Space technology will play a crucial role in the post-COVID era by providing solutions for human life in the future. Regarding research and development, we want to establish Malaysia as a country that can develop its space technology innovation hub within the next ten years. This will ensure the sustainability of our local industry, capacity, experts, and economy. Our primary focus is on making investments in technologies that will benefit the nation long term.
Each nation has its own unique strengths in space technology, be it development, operation, or manufacturing. Türkiye, for example, uses a co-creation approach and is skilled at creating new technology innovations for manufacturing and operation. Some countries, including Russia, Ukraine, Japan, and India, excel in launching services. However, Malaysia is interested in exploring new approaches to launching cost-effective services that do not require huge infrastructure.
Our collaborative approach is selective and strategic, with an emphasis on identifying partners who can contribute in ways that are complementary to our objectives. For instance, since Japan is the only nation currently providing us with this opportunity, we are working with the Japan Aerospace Exploration Agency (JAXA) to access the ISS. Overall, our investment in space technology is intended to bring long-term returns to Malaysia.

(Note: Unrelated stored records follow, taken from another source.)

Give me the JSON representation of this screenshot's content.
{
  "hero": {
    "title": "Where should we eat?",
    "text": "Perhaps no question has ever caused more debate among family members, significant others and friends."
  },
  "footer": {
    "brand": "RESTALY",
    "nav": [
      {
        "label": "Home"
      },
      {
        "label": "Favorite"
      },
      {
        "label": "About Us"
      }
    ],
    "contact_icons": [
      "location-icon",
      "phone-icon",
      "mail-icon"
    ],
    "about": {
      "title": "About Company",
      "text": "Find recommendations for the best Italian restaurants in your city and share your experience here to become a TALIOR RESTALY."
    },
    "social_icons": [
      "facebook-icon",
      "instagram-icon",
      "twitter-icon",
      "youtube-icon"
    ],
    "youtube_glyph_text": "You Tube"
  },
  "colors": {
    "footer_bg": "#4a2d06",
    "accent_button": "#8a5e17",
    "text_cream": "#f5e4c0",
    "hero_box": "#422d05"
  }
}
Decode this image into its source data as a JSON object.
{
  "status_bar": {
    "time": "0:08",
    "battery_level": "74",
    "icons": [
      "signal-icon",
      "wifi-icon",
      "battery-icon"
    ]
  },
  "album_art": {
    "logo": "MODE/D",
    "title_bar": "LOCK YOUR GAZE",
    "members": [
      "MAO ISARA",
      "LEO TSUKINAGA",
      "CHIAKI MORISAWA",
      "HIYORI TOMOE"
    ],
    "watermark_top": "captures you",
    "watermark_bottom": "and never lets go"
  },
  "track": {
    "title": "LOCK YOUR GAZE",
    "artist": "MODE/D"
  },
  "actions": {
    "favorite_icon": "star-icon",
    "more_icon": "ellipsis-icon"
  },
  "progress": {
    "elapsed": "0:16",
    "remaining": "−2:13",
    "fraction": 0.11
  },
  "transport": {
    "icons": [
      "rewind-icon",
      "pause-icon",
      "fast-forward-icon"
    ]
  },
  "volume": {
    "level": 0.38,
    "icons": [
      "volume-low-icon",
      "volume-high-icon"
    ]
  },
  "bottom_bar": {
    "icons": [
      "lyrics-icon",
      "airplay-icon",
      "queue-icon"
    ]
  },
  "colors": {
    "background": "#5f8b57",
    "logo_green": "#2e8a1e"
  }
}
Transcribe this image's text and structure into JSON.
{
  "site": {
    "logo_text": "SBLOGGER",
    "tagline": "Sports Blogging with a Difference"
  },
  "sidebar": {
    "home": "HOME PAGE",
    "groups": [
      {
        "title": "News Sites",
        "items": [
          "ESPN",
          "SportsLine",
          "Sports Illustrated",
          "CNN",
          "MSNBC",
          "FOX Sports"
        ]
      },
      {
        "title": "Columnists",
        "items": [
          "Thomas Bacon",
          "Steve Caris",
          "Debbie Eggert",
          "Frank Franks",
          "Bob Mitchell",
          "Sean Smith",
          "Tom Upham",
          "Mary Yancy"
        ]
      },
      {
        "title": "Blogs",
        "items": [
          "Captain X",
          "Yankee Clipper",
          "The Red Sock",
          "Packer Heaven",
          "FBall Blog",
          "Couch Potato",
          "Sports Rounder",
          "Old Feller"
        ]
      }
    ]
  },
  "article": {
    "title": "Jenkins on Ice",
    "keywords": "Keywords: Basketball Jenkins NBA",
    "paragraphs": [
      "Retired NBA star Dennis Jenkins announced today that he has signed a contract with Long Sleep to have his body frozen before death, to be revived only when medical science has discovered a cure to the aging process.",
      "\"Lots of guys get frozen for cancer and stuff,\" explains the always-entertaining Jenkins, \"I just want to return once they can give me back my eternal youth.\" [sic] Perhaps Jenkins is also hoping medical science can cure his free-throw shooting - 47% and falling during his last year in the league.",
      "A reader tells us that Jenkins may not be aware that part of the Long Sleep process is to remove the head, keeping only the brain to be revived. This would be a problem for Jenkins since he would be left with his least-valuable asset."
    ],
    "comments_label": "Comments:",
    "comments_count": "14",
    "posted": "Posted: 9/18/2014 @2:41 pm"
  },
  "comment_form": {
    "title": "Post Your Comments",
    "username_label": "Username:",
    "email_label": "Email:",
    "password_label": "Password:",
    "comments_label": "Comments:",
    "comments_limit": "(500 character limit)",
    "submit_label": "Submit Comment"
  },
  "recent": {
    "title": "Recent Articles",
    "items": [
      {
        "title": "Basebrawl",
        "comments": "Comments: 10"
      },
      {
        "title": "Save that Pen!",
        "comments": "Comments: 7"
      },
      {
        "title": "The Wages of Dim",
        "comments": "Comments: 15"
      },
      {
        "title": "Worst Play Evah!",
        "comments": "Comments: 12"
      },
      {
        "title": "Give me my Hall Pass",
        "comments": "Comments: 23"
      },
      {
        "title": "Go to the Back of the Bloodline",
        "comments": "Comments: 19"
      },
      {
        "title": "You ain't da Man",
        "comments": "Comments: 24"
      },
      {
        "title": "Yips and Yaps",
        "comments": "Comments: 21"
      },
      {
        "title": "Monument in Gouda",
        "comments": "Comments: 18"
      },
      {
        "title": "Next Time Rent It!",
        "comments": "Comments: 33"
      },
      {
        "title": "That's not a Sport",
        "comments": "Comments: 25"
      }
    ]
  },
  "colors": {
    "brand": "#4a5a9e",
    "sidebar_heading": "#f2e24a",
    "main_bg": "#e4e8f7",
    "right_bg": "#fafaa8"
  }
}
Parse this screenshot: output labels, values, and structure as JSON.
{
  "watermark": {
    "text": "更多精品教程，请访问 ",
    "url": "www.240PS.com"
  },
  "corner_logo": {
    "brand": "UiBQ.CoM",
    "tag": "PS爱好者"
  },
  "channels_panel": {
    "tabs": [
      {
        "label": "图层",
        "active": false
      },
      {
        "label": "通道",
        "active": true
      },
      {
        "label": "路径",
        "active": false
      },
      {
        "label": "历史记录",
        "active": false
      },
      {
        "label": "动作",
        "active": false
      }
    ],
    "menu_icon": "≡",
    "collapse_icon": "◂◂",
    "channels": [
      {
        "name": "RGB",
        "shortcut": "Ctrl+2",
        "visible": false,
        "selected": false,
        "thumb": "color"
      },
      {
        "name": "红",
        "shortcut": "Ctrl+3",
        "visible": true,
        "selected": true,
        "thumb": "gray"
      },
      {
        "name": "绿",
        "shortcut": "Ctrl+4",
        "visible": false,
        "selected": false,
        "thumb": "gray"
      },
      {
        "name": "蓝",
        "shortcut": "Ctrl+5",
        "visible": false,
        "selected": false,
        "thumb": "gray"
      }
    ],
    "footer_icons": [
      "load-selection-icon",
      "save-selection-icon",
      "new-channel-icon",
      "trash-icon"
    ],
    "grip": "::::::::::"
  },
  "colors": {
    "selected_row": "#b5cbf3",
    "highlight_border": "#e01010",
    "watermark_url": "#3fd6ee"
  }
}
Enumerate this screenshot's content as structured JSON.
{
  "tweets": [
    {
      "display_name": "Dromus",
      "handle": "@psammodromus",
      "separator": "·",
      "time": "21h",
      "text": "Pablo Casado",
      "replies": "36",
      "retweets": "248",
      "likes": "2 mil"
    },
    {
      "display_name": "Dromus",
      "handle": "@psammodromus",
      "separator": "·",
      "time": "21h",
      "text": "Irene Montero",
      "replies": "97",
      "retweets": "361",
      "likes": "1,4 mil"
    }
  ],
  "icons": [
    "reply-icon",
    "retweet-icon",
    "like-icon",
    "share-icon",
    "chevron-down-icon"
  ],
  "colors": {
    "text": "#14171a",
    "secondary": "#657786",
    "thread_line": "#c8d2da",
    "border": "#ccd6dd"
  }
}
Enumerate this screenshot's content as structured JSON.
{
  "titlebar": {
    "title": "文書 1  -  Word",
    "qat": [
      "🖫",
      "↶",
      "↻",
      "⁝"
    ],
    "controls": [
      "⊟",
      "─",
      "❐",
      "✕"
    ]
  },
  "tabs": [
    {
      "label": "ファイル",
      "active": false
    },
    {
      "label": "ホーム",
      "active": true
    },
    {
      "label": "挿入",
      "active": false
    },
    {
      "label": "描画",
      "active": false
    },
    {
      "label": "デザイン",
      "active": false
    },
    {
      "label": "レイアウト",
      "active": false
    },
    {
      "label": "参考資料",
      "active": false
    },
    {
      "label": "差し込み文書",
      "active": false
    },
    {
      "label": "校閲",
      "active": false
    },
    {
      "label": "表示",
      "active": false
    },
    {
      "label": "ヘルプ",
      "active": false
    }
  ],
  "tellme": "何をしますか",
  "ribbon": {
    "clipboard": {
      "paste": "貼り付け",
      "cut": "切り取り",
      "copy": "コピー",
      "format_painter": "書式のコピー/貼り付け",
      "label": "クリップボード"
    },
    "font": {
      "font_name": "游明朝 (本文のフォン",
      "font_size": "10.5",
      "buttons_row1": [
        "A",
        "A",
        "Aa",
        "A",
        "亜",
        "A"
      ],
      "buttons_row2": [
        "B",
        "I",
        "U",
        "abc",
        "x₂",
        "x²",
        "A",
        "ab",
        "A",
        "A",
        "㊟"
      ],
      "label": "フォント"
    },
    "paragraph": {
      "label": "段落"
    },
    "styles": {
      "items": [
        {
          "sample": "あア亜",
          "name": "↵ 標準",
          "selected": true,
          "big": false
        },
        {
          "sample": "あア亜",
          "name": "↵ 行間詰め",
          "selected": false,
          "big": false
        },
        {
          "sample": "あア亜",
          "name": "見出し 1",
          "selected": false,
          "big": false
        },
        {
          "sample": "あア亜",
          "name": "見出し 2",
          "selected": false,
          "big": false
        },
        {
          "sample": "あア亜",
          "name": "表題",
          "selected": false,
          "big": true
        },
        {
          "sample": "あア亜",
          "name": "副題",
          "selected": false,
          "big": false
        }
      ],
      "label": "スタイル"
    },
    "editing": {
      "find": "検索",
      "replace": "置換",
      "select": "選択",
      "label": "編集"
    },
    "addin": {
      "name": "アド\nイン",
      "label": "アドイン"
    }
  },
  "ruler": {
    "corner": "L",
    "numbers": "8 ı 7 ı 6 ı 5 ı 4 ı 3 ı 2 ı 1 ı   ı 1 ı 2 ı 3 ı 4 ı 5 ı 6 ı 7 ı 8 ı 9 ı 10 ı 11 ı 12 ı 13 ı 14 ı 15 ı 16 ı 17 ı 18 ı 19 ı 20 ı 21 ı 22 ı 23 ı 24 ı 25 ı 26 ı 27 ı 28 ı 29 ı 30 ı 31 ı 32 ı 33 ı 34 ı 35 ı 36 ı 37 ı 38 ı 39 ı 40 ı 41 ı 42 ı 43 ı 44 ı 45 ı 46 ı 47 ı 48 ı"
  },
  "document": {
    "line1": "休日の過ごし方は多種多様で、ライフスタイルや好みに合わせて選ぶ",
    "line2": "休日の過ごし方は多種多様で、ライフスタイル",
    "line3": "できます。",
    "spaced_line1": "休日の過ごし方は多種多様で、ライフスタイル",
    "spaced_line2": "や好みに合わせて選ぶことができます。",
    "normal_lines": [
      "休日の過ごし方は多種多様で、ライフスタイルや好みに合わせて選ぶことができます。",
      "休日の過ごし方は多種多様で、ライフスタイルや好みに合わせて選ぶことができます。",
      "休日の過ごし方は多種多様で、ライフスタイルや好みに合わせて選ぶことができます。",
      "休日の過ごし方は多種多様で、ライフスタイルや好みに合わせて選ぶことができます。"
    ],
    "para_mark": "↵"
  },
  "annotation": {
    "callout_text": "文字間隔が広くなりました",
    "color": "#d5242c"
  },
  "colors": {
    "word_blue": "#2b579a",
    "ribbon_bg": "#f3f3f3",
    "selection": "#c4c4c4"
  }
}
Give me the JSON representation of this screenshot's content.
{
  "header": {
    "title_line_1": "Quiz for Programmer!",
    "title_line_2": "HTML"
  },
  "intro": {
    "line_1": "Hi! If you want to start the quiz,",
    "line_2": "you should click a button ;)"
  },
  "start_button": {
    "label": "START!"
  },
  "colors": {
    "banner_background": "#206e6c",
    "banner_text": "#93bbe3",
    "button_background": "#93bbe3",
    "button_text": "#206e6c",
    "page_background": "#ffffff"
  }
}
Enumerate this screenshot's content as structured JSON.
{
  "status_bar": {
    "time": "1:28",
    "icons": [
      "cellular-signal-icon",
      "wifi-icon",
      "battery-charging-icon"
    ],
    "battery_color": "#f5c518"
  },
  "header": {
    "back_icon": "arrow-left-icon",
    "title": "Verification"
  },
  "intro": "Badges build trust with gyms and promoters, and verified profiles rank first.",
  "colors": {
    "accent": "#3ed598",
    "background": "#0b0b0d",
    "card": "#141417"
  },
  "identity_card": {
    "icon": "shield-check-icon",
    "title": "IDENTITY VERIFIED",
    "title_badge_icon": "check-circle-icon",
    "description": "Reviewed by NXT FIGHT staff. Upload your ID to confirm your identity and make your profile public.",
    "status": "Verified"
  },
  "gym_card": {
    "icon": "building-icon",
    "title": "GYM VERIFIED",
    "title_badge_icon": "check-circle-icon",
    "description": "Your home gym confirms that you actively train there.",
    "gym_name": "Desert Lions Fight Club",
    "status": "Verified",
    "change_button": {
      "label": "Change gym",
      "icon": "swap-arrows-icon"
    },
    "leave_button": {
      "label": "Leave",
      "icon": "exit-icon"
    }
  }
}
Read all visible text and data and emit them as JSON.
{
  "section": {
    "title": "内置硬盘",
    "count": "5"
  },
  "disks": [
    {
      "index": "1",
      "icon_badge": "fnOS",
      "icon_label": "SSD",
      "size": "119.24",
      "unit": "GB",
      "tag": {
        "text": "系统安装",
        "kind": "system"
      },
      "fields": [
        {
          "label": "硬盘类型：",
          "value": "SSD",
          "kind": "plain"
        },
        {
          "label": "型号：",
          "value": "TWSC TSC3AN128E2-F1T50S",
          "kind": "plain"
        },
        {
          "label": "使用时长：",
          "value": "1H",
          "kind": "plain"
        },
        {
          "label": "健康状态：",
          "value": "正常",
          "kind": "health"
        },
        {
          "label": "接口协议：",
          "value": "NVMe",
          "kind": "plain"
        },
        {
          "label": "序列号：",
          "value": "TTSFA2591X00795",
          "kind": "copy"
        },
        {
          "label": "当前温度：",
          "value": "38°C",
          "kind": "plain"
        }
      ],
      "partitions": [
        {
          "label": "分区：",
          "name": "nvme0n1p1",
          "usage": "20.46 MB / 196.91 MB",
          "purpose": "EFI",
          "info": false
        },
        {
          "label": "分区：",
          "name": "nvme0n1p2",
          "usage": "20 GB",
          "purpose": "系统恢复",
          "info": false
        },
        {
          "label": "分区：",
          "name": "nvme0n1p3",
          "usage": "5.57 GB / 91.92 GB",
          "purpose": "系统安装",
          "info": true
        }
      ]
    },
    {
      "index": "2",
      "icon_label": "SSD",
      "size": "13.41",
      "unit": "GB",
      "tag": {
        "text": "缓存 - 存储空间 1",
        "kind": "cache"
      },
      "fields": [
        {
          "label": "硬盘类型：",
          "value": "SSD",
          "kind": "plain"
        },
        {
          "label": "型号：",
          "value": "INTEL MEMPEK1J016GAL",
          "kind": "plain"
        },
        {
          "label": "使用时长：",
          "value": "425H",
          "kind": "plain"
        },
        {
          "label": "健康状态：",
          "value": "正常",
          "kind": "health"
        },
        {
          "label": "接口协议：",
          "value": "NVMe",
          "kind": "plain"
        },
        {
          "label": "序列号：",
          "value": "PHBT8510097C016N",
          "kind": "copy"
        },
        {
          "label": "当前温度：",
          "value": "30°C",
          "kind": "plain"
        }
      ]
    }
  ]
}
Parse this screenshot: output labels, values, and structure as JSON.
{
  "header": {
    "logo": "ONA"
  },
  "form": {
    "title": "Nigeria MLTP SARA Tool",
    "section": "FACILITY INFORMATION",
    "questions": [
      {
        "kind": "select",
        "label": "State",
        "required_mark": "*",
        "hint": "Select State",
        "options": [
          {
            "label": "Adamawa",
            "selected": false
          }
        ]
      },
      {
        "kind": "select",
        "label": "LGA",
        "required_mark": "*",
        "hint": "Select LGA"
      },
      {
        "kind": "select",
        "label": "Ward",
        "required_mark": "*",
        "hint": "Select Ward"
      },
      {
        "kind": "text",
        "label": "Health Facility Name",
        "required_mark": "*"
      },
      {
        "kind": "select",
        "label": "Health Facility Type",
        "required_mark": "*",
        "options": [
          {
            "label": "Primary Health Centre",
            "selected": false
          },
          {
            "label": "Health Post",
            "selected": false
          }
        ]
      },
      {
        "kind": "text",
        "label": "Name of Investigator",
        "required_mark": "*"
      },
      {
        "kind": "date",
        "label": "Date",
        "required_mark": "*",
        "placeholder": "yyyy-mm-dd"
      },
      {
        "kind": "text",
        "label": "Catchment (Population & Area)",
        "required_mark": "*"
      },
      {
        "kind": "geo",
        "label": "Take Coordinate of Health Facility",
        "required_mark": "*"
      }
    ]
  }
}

One challenge we face is to ensure that certain objectives can be accomplished in the next ten years in terms of research and development (R&D). First and foremost, we must ensure that current activities, particularly those that are downstream, are maintained. This calls for supplying our end-users with continuous information and opportunity. Secondly, in order to manage the continuity of the downstream activity and prevent potential issues that may arise from relying entirely on global suppliers, we also need to develop our own expertise in upstream activity. Thirdly, as this offers the best chance for a return on investment, we must focus on empowering our services.
I believe we can do this by enrolling for data services, ground-receiving operation services, and upstream services. These three inputs are crucial and highly relevant and we predict that demand for them will be high over the next ten years.